BD: Eric Daman's so awesome, really fantastic. I love going into fittings with him.
Has this changed your opinion of '80s style and fashion?
BD: I guess I'd never formed any hard opinions of '80s fashion, other than that it was pretty outrageous, you know. Just the things people started wearing then were so — they were so big! I think that's the only word to describe it, is just so big: the colors, the hair, the actual styles, everything just exploded in that era. I can't say that I'm sad that I missed it, but I'm also not a very big fashion guy. So it's definitely fun being able — I mean, '80s parties, I never went to those things. I don't know how to coordinate myself in '80s apparel, so it's just been really fun being thrown into it.
I know you can't say much about the season finale, but I've been told Walt might have to make some difficult choices. What can you reveal about that?
BD: If Walt had a plan of how things were supposed to happen, in terms of his realization and his community's realization of what's going on with him — that is so vague, I'm sorry. But if he had a plan, it's all for naught, because things happen unexpectedly. Obviously in the preview, you see Maggie finds out maybe earlier than Walt would have wanted her to. So now it's just a matter of taking the bull by the horns and running with it.
So far, Donna and Carrie have both been really supportive of him. It's the '80s, so it's obviously a different time. Do you think Walt might face more opposition from friends and family?
BD: From family, certainly.

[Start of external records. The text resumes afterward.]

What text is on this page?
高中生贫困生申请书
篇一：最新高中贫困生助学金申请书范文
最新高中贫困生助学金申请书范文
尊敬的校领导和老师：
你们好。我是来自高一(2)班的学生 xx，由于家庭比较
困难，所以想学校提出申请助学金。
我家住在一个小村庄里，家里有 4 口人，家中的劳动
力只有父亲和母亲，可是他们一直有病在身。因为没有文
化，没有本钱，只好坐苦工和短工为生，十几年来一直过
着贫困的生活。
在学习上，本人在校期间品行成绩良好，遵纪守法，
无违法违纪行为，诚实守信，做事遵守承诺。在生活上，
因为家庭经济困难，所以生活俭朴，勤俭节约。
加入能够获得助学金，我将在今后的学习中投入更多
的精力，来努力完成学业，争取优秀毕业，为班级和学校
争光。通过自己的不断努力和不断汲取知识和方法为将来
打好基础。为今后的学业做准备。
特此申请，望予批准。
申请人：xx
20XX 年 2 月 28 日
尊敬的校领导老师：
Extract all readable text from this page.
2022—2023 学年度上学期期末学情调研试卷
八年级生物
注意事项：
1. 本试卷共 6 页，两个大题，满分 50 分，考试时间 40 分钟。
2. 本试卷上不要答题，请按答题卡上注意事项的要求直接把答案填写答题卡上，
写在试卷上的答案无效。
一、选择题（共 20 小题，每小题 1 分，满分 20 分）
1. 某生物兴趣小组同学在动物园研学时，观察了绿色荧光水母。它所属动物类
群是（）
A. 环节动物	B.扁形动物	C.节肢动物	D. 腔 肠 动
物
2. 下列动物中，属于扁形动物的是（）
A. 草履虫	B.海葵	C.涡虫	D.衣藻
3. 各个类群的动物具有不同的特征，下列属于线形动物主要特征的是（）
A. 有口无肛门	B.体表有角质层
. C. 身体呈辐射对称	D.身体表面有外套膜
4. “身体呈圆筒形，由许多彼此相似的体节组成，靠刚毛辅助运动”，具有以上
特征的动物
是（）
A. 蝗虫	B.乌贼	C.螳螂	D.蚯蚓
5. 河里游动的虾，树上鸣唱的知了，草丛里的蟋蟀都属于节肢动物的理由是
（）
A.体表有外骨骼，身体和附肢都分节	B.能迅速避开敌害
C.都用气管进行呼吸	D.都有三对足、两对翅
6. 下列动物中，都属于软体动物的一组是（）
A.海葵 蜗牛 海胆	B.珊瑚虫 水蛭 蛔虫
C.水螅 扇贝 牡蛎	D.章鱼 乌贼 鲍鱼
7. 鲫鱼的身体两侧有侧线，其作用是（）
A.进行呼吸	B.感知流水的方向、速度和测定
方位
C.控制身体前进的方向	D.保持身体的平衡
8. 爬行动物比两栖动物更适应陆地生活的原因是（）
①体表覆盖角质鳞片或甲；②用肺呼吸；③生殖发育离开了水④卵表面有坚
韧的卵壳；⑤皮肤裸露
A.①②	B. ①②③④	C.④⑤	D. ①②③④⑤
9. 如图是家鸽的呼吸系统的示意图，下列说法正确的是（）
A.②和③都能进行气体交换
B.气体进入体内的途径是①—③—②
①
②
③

I mean, in the books, he lives in a tent in his backyard because his dad doesn't want him in the house. I'm not sure where Amy Harris and the writers are going to take his story. You know, I don't know how much of — godwilling, Season 2 — I don't know how much of that would be Carrie and Walt in the city, as opposed to Walt in Castlebury. But there's certainly a lot more adversity coming his way. He's had support in the closet, and now I don't know what his support system is like outside of it.
As you said, you don't know what direction they'll take Walt in next season. But have you thought about how you might play Walt as a slightly more open person?

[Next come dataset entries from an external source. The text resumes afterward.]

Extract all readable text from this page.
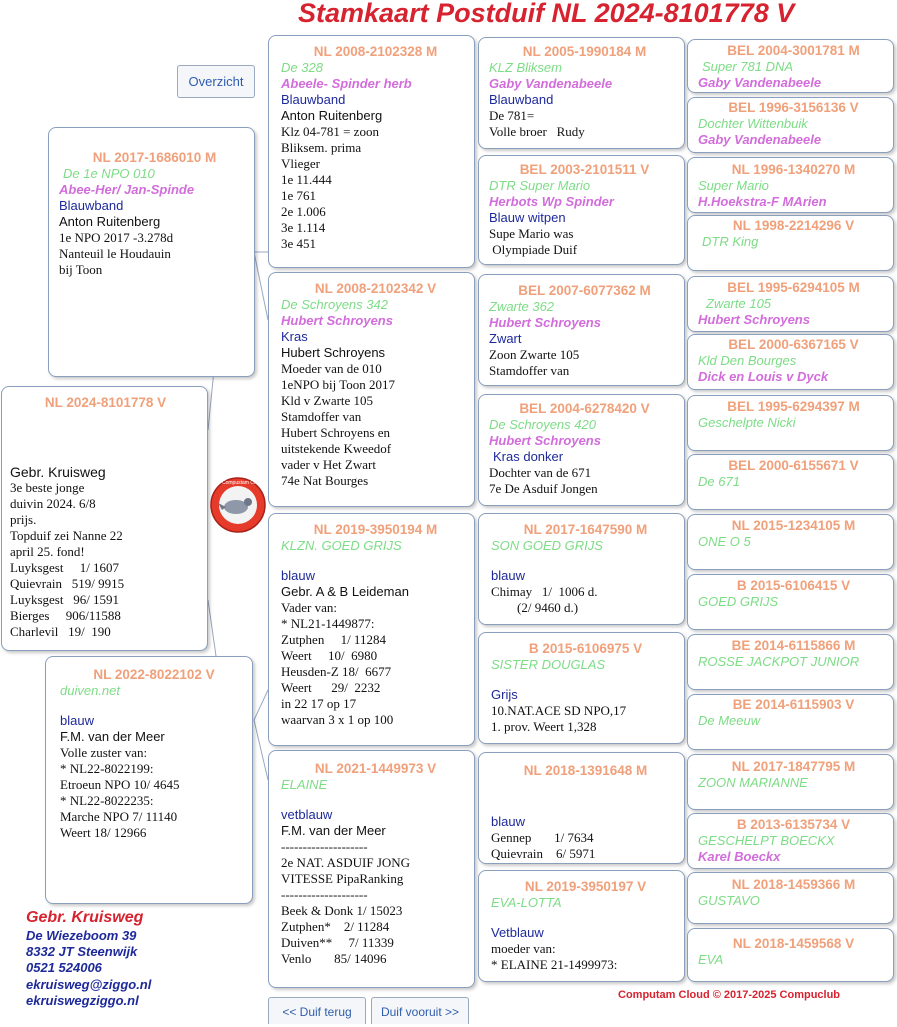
Stamkaart Postduif NL 2024-8101778 V
Overzicht
NL 2024-8101778 V
Gebr. Kruisweg
3e beste jonge
duivin 2024. 6/8
prijs.
Topduif zei Nanne 22
april 25. fond!
Luyksgest     1/ 1607
Quievrain   519/ 9915
Luyksgest   96/ 1591
Bierges     906/11588
Charlevil   19/  190
Compustam Cloud
NL 2017-1686010 M
De 1e NPO 010
Abee-Her/ Jan-Spinde
Blauwband
Anton Ruitenberg
1e NPO 2017 -3.278d
Nanteuil le Houdauin
bij Toon
NL 2022-8022102 V
duiven.net
blauw
F.M. van der Meer
Volle zuster van:
* NL22-8022199:
Etroeun NPO 10/ 4645
* NL22-8022235:
Marche NPO 7/ 11140
Weert 18/ 12966
NL 2008-2102328 M
De 328
Abeele- Spinder herb
Blauwband
Anton Ruitenberg
Klz 04-781 = zoon
Bliksem. prima
Vlieger
1e 11.444
1e 761
2e 1.006
3e 1.114
3e 451
NL 2008-2102342 V
De Schroyens 342
Hubert Schroyens
Kras
Hubert Schroyens
Moeder van de 010
1eNPO bij Toon 2017
Kld v Zwarte 105
Stamdoffer van
Hubert Schroyens en
uitstekende Kweedof
vader v Het Zwart
74e Nat Bourges
NL 2019-3950194 M
KLZN. GOED GRIJS
blauw
Gebr. A & B Leideman
Vader van:
* NL21-1449877:
Zutphen     1/ 11284
Weert     10/  6980
Heusden-Z 18/  6677
Weert      29/  2232
in 22 17 op 17
waarvan 3 x 1 op 100
NL 2021-1449973 V
ELAINE
vetblauw
F.M. van der Meer
--------------------
2e NAT. ASDUIF JONG
VITESSE PipaRanking
--------------------
Beek & Donk 1/ 15023
Zutphen*    2/ 11284
Duiven**     7/ 11339
Venlo       85/ 14096
NL 2005-1990184 M
KLZ Bliksem
Gaby Vandenabeele
Blauwband
De 781=
Volle broer   Rudy
BEL 2003-2101511 V
DTR Super Mario
Herbots Wp Spinder
Blauw witpen
Supe Mario was
Olympiade Duif
BEL 2007-6077362 M
Zwarte 362
Hubert Schroyens
Zwart
Zoon Zwarte 105
Stamdoffer van
BEL 2004-6278420 V
De Schroyens 420
Hubert Schroyens
Kras donker
Dochter van de 671
7e De Asduif Jongen
NL 2017-1647590 M
SON GOED GRIJS
blauw
Chimay   1/  1006 d.
(2/ 9460 d.)
B 2015-6106975 V
SISTER DOUGLAS
Grijs
10.NAT.ACE SD NPO,17
1. prov. Weert 1,328
NL 2018-1391648 M
blauw
Gennep       1/ 7634
Quievrain    6/ 5971
NL 2019-3950197 V
EVA-LOTTA
Vetblauw
moeder van:
* ELAINE 21-1499973:
BEL 2004-3001781 M
Super 781 DNA
Gaby Vandenabeele
BEL 1996-3156136 V
Dochter Wittenbuik
Gaby Vandenabeele
NL 1996-1340270 M
Super Mario
H.Hoekstra-F MArien
NL 1998-2214296 V
DTR King
BEL 1995-6294105 M
Zwarte 105
Hubert Schroyens
BEL 2000-6367165 V
Kld Den Bourges
Dick en Louis v Dyck
BEL 1995-6294397 M
Geschelpte Nicki
BEL 2000-6155671 V
De 671
NL 2015-1234105 M
ONE O 5
B 2015-6106415 V
GOED GRIJS
BE 2014-6115866 M
ROSSE JACKPOT JUNIOR
BE 2014-6115903 V
De Meeuw
NL 2017-1847795 M
ZOON MARIANNE
B 2013-6135734 V
GESCHELPT BOECKX
Karel Boeckx
NL 2018-1459366 M
GUSTAVO
NL 2018-1459568 V
EVA
Gebr. Kruisweg
De Wiezeboom 39
8332 JT Steenwijk
0521 524006
ekruisweg@ziggo.nl
ekruiswegziggo.nl
<< Duif terug	Duif vooruit >>
Computam Cloud © 2017-2025 Compuclub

BD: Oh, yeah, absolutely. Throughout the whole season — once Walt is introduced to the city and he sees that there's another world out there, he sort of starts going outside his box and his shell. He's living within a shell in Castlebury, and once he's introduced to the city, he realizes that shell really isn't as necessary. So he starts showing a little bit more of his effeminate side, you could say. In the city, it's not like there's going to be this hard, on-the-line transition, but it's going to be a lot more free and open. He might be able to smile more and breathe easier, and I'm looking forward to that.
And what about for all the other characters, going forward? What would you like to see for everyone else in the — fingers crossed — next season?
BD: I would love to see Maggie finally get some closure. She's always been bouncing around from guy to guy, from Walt to the cop, Simon, and she just doesn't have any constant in her life. So it would be really cool to see that develop. And I think Mouse, she's coming into her own as well. She's not just the bookworm that everybody thought she was. She might actually become a little bit of a lady or a woman in the coming season. I'm really excited to see everybody's development.
Obviously we're close to the end of the first season — it's a little late to catch up. But for people who resisted The Carrie Diaries because it was a teen show, or because it was a prequel to Sex and the City, how would you lure them in?
BD: I would say that this cast is deserving of some sort of ensemble award. And if you can just enjoy a group of actors doing their job and doing a good job at it, then the show will be for you. And then, if you born in the '80s and you've got the nostalgic aspect as well — it's good for a lot of people, of any age range.
The season finale of The Carrie Diaries airs Monday, April 8 at 8 p.m. on The CW.